On Dylan's favorite artists
Man, his favorite musician is Kev Brown, a producer out of Maryland, a producer cat who's a friend of mine. Dylan loves Kev Brown. He just loves that dude. He'll listen to instrumentals. He's a big Kev Brown fan. He's a big DJ Premier fan, too. He likes Dilla. I gave him a bunch of old Dilla instrumentals. I'm just trying to expose him to good music. He goes out in the world, I mean, he's going to be exposed to all the commercial stuff.
On music-related stories about his sons
Well, my 6-year-old, he's actually rapping on a Kev Brown album. [Laughs.] He's doing a little skit and rapping on that. My 18-month-old, he took a strange liking to the new R. Kelly album. He danced to the whole album. I couldn't believe it.
- Photo courtesy of Yep Roc Records
- Daddy plays guitar: Rick Miller of Southern Culture on the Skids with son Jack
Rick Miller (Southern Culture on the Skids), father of Jack (16 months old)
On Jack's effect on SCOTS' music
I actually worked up a bunch of older songs that Jack really seems to like that have more of a kiddie twist to them. Like I have one called "Fly that Rode from Buffalo," and that's one of his favorites. And I wrote some songs for him just for fun. One of 'em was "Baby don't you cry, your mama's done gone dry/ Daddy's gone away, but he'll be back some day/ We're gonna rocka, rocka, rocka, rock and roll." [Laughs.] He likes that one a lot. Oh, and we did a cover for him, and we actually have him laugh on it, "Happy Jack."
And on songwriting in general
In a way, having kids around opens your brain up a little bit. Everything they do is so instinctual and on some sort of other plane, so I find myself kind of thinking the same way. Things will come out of my mouth that I never thought would.
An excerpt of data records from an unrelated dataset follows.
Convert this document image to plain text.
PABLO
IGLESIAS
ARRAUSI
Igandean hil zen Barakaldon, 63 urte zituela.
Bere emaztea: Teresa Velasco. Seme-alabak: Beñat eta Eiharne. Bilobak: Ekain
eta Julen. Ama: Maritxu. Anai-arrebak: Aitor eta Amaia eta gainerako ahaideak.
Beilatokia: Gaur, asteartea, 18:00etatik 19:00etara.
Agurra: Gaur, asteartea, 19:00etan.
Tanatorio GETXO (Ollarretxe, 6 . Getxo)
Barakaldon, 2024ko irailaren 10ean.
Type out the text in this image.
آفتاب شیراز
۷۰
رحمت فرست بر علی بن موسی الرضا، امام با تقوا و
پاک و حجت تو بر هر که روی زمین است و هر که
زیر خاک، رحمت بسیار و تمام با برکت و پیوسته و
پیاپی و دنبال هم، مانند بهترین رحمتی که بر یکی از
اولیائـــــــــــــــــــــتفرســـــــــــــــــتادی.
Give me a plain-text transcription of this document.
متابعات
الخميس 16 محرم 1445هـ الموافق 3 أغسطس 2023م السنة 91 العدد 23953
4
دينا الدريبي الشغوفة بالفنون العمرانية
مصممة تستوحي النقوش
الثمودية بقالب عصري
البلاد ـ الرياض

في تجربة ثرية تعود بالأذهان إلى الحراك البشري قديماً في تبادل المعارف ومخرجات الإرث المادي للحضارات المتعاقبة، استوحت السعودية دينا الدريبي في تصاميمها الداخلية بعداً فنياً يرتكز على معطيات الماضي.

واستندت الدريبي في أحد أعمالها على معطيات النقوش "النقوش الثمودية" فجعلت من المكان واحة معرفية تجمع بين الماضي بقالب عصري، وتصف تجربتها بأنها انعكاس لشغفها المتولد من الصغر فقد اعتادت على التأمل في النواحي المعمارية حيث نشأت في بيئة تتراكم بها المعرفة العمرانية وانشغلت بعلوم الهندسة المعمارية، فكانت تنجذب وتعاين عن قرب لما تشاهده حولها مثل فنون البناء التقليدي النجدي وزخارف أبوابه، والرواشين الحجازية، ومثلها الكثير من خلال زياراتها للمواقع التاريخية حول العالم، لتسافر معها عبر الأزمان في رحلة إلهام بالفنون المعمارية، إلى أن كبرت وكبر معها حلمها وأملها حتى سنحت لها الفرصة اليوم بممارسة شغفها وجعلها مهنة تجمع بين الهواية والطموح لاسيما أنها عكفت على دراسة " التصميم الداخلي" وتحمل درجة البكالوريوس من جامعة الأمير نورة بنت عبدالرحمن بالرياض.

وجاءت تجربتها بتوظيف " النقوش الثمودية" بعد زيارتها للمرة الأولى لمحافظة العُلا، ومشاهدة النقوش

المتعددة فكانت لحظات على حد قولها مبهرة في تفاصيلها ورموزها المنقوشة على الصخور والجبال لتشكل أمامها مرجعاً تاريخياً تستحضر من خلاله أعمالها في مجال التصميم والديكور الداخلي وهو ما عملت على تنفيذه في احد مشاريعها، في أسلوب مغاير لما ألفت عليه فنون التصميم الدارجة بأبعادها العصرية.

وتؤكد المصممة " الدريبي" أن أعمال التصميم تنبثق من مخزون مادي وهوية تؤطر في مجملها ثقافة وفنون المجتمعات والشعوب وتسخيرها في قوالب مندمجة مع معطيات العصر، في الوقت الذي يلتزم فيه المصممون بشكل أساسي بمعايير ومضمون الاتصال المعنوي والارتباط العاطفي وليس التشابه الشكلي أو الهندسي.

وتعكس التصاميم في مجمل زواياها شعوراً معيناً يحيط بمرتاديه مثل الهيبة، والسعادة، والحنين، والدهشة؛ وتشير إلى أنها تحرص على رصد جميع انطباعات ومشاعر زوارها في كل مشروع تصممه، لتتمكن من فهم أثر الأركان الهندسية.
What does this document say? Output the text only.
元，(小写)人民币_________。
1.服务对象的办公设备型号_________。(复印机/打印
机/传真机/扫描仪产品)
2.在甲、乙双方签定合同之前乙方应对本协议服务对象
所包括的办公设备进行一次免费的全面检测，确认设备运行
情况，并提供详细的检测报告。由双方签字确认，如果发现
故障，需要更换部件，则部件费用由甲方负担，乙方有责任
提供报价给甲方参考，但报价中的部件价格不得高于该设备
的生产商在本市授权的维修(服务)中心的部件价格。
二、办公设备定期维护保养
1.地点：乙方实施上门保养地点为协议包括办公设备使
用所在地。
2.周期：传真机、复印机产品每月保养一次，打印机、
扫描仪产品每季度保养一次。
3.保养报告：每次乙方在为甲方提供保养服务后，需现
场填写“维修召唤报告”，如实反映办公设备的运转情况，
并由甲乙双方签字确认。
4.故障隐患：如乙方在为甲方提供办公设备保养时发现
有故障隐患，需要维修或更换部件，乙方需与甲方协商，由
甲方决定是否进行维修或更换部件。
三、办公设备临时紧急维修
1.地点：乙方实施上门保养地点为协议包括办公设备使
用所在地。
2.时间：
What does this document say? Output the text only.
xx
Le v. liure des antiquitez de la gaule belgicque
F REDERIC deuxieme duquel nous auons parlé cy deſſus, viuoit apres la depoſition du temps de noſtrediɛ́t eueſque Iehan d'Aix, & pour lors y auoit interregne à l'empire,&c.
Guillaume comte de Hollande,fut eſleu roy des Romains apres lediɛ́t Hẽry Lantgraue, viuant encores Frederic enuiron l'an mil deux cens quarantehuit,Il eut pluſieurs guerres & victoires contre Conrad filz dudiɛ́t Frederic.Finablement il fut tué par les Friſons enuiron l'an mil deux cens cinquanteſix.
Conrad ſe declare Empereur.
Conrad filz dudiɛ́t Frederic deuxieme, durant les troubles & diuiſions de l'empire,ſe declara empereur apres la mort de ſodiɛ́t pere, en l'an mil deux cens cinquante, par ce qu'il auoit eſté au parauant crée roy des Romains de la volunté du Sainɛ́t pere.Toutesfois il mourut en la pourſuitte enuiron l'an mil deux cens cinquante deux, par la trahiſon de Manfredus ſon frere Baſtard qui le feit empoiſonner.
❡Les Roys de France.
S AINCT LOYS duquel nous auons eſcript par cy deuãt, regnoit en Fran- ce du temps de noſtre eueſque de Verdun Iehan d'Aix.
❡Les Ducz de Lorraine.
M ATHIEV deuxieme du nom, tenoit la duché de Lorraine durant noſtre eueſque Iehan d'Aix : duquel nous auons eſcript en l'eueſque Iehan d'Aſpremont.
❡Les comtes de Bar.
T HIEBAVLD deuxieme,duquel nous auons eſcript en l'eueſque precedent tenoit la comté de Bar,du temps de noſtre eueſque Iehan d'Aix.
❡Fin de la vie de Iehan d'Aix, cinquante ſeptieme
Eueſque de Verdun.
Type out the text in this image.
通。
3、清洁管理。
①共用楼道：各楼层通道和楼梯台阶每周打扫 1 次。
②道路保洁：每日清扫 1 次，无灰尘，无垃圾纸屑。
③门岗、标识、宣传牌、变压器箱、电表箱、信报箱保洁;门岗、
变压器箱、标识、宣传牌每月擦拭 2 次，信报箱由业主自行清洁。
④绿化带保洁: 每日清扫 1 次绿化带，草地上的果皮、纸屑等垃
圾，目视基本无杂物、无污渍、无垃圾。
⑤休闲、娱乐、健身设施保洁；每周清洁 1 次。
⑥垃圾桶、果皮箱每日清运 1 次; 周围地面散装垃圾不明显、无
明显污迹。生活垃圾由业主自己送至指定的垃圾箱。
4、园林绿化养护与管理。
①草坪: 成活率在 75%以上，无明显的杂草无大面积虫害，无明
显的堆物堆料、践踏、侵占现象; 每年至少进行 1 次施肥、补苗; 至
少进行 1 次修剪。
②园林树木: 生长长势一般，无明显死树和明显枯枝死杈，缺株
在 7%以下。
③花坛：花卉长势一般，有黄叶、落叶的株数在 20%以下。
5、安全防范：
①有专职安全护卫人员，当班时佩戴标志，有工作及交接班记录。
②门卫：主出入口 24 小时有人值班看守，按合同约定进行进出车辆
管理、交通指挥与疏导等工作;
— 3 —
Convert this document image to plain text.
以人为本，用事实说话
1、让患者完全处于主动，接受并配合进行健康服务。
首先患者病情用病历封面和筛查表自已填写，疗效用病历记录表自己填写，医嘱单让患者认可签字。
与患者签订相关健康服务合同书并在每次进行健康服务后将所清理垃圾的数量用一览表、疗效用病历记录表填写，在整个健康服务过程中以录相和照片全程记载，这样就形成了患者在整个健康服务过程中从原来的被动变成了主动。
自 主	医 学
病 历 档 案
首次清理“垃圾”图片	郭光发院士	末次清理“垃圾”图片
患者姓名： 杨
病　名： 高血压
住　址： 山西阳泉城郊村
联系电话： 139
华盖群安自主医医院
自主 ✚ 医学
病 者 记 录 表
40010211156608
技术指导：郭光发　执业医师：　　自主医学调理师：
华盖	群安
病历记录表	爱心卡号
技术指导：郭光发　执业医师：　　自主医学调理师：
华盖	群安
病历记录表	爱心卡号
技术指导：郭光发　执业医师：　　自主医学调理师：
On a musical memory involving his father
We had a Naugahyde La-Z-Boy that had an 8-track Lear Jet Stereo built in. It was so secret agent that you pressed a button, and it slowly came out of the side, and then you put your 8-track cassette in it. It had stereo speakers back behind your head. I remember my Dad leaning back and listening to, like, Jim Reeves crooning in his ear. Smooooth country. Oh, and I remember him saying, "So you want to write songs? If you can write a song as good as Ray Stevens, then you'll get someplace."